Fr. Hoelle entered into this last hour telling the nurses that were praying with him: “I am ready to go.” He died peacefully on a Saturday dedicated to Mary.
Let me end with some reflections on Mary that fit this occasion. The first is from Origen written around 250 in the earliest commentary on this text: Origen comments, “No one may understand the meaning of this Gospel if one has not rested on the breast of Jesus and received Mary from Jesus, to be their mother also.” And finally from Fr. Hoelle who gave us his legacy about Mary: “ By accepting God’s unique call to become the mother of Jesus, Mary provided Jesus with human hands for working, a human mind for thinking, a human will for making decisions and a human heart for loving others , all others.”

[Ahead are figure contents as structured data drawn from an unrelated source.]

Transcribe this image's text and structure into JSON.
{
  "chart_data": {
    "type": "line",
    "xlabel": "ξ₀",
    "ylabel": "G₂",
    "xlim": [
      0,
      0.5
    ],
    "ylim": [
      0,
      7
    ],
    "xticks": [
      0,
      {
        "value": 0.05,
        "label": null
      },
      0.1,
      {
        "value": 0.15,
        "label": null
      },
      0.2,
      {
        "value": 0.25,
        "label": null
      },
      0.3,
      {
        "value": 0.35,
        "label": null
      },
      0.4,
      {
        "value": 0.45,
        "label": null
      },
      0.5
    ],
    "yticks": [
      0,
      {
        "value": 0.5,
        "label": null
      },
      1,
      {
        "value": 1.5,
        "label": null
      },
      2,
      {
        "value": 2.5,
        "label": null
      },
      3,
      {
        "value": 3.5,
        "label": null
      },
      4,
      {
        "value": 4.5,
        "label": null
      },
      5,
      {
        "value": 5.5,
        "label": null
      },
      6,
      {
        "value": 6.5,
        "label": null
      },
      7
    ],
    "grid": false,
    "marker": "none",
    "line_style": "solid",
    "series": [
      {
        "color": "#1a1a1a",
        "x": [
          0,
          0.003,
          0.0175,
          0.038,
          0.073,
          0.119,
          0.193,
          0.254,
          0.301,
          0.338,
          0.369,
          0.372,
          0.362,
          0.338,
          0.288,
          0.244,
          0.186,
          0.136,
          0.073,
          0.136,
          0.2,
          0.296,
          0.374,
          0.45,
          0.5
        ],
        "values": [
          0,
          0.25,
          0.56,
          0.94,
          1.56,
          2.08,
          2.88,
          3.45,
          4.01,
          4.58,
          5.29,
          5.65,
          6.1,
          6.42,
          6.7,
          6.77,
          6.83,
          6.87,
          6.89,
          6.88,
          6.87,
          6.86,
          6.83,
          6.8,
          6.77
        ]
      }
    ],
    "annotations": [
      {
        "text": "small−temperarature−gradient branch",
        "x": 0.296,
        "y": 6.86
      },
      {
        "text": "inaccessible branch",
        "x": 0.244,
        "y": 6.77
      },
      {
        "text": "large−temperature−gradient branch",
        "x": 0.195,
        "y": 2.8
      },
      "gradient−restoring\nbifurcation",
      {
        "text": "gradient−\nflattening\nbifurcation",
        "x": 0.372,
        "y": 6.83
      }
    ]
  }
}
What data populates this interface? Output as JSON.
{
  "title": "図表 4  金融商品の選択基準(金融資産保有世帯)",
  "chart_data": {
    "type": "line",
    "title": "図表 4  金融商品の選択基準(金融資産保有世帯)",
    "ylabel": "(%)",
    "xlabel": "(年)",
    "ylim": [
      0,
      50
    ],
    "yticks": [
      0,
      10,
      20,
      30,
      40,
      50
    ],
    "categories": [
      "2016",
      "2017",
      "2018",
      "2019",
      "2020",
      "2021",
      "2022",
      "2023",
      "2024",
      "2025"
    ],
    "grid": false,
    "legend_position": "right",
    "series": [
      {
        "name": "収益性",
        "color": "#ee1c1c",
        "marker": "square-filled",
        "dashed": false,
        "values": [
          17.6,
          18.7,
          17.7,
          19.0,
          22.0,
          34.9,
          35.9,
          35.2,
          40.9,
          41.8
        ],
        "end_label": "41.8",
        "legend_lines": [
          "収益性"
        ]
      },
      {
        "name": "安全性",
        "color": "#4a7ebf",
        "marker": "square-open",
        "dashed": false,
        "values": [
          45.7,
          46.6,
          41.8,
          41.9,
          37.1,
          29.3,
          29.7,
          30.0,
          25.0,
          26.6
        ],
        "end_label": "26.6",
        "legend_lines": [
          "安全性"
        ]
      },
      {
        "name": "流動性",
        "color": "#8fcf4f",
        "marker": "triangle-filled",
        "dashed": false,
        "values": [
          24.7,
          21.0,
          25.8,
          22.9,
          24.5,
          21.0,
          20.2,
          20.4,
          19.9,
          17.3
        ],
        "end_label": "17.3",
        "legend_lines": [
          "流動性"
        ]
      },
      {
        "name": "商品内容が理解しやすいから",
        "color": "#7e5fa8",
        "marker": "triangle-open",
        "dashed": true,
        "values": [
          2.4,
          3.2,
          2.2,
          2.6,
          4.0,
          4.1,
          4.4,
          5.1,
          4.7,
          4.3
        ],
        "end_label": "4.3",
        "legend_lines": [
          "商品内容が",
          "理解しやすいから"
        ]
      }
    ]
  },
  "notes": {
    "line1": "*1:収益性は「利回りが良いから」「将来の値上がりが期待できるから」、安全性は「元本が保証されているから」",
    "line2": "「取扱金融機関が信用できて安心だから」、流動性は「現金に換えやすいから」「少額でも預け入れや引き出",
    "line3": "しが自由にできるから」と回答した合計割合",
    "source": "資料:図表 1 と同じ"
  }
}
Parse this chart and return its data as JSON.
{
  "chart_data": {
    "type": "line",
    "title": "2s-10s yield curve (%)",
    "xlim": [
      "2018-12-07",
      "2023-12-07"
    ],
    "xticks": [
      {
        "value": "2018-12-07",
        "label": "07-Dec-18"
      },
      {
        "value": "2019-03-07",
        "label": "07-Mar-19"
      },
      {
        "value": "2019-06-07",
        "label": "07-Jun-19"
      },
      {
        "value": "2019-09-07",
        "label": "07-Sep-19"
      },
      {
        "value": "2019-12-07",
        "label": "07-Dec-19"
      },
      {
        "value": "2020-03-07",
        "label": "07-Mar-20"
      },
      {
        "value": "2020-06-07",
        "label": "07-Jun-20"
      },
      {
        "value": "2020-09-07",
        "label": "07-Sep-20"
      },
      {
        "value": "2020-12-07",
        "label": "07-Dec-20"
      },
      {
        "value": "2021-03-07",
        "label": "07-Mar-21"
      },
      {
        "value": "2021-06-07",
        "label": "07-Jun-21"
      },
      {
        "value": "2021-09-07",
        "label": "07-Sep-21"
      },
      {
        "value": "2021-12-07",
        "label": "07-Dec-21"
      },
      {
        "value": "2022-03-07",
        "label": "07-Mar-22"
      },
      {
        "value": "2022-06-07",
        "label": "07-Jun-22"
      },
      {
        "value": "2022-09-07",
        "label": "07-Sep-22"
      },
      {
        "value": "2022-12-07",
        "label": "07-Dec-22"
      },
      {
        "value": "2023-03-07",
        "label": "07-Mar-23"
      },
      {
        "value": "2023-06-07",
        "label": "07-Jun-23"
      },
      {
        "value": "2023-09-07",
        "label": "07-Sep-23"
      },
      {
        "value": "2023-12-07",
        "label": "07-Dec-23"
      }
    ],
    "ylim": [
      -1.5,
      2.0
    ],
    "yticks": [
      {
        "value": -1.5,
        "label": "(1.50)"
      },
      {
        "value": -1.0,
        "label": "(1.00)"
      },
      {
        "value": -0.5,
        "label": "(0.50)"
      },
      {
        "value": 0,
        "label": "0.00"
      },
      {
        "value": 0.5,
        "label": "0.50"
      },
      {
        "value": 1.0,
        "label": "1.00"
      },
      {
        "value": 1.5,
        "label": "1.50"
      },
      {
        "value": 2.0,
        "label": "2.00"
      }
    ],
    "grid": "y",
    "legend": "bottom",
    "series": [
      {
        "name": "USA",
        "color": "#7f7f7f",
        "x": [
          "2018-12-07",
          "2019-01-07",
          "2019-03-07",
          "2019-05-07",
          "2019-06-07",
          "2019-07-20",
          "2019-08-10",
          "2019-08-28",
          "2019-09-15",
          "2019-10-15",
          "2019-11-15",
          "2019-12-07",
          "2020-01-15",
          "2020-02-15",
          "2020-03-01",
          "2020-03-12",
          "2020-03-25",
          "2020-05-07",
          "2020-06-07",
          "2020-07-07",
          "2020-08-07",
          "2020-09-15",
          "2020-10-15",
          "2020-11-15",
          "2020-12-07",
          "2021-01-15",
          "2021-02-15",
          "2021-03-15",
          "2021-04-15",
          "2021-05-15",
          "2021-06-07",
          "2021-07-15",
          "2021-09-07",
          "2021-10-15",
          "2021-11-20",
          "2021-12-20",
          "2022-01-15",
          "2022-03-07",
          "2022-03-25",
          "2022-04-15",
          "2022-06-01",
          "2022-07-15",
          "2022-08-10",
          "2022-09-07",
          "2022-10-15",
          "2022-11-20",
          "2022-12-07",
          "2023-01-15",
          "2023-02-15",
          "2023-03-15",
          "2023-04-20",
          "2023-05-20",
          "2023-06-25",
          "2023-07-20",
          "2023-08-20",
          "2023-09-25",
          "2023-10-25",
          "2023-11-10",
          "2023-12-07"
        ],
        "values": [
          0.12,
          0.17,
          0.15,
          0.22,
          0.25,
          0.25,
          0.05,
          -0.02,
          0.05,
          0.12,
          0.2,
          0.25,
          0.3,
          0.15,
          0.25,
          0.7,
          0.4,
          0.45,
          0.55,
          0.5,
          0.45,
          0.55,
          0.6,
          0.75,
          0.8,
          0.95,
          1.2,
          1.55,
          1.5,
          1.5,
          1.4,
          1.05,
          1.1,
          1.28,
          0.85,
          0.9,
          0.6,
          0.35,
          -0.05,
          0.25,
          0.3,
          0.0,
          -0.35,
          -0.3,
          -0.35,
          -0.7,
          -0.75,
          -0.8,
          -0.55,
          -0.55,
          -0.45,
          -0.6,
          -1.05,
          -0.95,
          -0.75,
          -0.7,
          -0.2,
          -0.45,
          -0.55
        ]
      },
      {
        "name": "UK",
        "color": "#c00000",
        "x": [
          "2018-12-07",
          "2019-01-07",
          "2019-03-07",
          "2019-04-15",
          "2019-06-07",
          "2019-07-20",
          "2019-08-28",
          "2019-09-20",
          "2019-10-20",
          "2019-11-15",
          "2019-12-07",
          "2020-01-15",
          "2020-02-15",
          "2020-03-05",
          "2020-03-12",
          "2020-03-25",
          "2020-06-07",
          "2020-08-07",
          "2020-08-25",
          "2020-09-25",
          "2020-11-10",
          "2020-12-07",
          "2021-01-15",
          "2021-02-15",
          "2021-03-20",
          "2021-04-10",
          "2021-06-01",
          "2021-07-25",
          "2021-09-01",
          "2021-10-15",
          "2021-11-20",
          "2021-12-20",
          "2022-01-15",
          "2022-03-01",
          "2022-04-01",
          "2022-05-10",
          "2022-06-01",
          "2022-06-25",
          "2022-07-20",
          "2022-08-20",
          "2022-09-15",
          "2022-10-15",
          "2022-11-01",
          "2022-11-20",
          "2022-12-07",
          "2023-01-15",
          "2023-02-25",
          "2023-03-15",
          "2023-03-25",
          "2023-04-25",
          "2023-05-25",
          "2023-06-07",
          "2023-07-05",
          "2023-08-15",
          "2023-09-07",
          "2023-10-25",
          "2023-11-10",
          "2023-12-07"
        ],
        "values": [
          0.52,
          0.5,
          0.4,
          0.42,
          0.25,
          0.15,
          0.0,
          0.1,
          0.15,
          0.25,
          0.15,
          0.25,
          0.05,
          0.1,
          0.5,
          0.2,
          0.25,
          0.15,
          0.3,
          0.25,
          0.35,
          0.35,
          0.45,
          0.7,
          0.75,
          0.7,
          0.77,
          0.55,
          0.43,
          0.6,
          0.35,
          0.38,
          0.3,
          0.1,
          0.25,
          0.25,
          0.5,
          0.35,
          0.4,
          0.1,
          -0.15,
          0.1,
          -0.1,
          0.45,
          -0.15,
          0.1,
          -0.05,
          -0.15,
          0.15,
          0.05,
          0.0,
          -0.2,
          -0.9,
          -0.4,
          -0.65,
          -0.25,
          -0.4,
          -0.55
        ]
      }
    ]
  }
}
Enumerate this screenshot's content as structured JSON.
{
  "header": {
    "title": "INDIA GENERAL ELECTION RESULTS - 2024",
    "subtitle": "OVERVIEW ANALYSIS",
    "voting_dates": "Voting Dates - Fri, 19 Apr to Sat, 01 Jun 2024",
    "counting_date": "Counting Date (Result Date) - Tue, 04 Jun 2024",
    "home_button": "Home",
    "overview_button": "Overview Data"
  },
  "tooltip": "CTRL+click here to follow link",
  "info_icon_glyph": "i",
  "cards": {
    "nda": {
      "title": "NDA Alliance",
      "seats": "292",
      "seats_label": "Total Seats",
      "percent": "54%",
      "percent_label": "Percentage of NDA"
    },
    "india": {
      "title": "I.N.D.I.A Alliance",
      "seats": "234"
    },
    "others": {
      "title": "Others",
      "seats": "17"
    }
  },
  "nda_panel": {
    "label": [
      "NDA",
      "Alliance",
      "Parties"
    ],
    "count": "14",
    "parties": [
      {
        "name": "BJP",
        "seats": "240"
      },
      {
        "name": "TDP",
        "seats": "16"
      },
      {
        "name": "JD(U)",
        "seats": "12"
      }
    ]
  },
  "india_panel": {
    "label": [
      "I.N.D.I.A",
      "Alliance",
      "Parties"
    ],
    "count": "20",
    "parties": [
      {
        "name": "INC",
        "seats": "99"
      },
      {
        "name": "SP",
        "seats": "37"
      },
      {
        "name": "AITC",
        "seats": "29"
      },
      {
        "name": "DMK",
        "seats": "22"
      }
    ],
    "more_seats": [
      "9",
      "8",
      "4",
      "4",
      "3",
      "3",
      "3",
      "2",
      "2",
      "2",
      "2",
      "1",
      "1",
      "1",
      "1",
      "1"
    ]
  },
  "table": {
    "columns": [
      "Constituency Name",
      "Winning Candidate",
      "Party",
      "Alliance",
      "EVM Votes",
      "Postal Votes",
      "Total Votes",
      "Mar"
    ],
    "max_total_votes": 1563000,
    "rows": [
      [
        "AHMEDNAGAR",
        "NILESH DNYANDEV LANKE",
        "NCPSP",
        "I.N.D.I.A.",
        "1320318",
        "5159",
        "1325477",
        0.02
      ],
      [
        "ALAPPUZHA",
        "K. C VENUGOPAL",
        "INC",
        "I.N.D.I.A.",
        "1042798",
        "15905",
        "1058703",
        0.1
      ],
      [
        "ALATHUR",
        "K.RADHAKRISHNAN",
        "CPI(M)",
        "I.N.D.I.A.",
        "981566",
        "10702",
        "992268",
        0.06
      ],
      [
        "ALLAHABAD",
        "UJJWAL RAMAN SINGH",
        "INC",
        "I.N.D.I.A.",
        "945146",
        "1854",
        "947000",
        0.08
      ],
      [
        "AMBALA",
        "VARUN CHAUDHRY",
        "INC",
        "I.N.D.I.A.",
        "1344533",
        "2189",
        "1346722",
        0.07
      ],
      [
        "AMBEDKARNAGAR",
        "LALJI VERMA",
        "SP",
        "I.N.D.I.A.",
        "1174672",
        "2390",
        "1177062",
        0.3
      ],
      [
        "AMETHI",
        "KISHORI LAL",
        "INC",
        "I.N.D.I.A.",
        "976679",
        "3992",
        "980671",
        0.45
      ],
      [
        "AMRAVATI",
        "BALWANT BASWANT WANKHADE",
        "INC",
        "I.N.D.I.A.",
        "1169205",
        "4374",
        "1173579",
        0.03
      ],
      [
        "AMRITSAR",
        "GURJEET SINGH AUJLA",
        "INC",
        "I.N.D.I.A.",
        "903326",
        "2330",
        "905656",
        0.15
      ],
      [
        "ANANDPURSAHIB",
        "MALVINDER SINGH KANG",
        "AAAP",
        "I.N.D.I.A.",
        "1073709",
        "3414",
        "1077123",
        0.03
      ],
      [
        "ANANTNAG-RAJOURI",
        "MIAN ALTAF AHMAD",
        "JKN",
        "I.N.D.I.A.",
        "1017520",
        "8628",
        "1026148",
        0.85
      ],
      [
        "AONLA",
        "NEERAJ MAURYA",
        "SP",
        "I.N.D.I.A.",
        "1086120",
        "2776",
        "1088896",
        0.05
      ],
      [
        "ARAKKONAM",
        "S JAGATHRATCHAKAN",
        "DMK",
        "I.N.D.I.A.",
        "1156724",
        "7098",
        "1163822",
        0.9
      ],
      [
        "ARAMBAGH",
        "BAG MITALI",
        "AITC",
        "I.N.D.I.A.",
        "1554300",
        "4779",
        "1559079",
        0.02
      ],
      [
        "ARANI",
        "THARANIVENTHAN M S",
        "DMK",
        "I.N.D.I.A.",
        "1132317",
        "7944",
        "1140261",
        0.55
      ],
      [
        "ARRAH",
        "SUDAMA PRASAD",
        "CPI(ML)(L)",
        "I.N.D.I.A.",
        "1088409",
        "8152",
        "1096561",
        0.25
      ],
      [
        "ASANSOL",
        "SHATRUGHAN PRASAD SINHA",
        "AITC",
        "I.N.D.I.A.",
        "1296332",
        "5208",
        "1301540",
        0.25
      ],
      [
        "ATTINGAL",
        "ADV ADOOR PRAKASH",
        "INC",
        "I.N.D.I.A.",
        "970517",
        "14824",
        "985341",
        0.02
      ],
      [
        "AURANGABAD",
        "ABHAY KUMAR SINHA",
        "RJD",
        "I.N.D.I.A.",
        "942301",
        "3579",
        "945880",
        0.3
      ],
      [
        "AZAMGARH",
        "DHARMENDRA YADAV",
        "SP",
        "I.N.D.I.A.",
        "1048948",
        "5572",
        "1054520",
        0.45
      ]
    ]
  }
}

His last words to us come from his golden jubilee as a Marianist priest: “The gifts we give each other/ the things we do for each other/ the friendships we build with each other are all ECHOES of God’s eternal gifts.” We also join with another beloved disciple in our farewell to Fr. Phil:
“St. John, obtain for us the grace of taking Mary into our life, as you did, and of assisting her in her mission. May the Father and the Son and the Holy Spirit be glorified in all places through the Immaculate Virgin Mary. Amen. (Marianist Three O’Clock Prayer).